With such a rich abundance of polytheistic traditions, we have so many deities traditionally associated with healing. Here’s just a few to inspire you: Alatevia, Apollo, Asklepios, The Aśvins, Aurboda, Bjord, Bleik, Blith, Brigid, Eeyeekalduk, Eir, Endovelicus, Frith, Hlif, Hlifthrasa, Hygeia, Isis, Ixtlilton, Mengloth, Odin, Osanyin, Salus, Sekhmet, Sirona, Sukunabhikona-no-Kami, Sunna, Thjodvara, Wong Tai Sin, Żywie, and so many more!
How to Enter:
draft a prayer, create a visual artwork, or compose a song to a healing deity from a polytheistic tradition
- post your entry below in the comments, or if you want to share it at your blog or preferred social media account just do so publicly on your chosen platform and place the link in the comments below.
Deadline: Enter by March 31, 11:59pm Eastern Daylight Savings Time.
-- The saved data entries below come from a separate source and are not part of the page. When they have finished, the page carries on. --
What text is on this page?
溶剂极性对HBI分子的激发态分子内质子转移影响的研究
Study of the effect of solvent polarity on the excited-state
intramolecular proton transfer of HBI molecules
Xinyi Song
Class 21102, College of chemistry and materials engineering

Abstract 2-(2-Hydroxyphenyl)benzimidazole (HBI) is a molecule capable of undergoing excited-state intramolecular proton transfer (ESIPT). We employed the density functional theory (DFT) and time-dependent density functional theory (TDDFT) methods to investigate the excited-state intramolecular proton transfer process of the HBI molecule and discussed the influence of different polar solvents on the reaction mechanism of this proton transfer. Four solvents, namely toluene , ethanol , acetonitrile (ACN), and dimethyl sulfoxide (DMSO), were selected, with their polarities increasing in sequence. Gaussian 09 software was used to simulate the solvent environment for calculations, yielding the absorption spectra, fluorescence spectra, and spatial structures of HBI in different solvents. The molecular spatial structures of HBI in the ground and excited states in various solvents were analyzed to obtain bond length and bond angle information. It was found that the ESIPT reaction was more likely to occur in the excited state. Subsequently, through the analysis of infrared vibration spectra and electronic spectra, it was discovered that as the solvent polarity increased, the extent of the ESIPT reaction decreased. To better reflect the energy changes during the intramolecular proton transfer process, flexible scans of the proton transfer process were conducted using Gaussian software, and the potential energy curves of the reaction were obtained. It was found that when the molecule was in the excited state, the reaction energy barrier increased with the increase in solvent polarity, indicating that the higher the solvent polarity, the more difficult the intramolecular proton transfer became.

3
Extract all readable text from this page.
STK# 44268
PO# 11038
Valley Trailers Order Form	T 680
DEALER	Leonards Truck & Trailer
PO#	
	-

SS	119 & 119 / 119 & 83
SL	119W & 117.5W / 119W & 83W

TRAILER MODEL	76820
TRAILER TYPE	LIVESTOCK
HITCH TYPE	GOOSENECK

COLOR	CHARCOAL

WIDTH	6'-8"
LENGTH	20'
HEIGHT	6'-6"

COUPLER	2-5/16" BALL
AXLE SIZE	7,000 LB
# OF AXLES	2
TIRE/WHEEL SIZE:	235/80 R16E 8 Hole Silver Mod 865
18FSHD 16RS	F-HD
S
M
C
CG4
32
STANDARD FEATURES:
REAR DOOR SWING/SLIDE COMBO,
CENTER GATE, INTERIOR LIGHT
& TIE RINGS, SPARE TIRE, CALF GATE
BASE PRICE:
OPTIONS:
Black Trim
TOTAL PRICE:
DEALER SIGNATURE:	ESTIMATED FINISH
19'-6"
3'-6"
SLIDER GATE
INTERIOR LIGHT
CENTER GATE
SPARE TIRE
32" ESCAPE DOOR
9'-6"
Winners Receive 1 of the following Card Sets
- Norse Healing Deities Prayer Card Set
- Featuring: Aurboda, Bjord, Bleik, Blith, Eir, Frith, Hlif, Hlifthrasa, Mengloth, and Thojdvara.
- Roman Healing Deities Prayer Card Set
- Featuring: Asclepius, Hygeia, Salus, and Panacea
- Healing Deities of the Sun Prayer Card Set
- Featuring: Apollo, Sunna
*I have variants for some of the deities in these card sets. So some deity images may differ than what is shown here in the final prize set.
Winners will be randomly selected from all valid entries. There will be at least 3 winners, but the more entries, the more winners, up to a final tally of 9 total winners.
Winners will be announced on the blog (krasskova.wordpress.com) by no later than April 6, 2020. Winners will have until April 22, 2020 11:59pm Eastern Daylight Savings Time to contact me from that announcement with their legal name and shipping address to claim their prize. Failure to do so, will result in a forfeited prize.
Open to worldwide participation. Please keep in mind that as borders close in response to Covid-19, delivery of items might be held up with any impacts upon domestic and international shipping systems.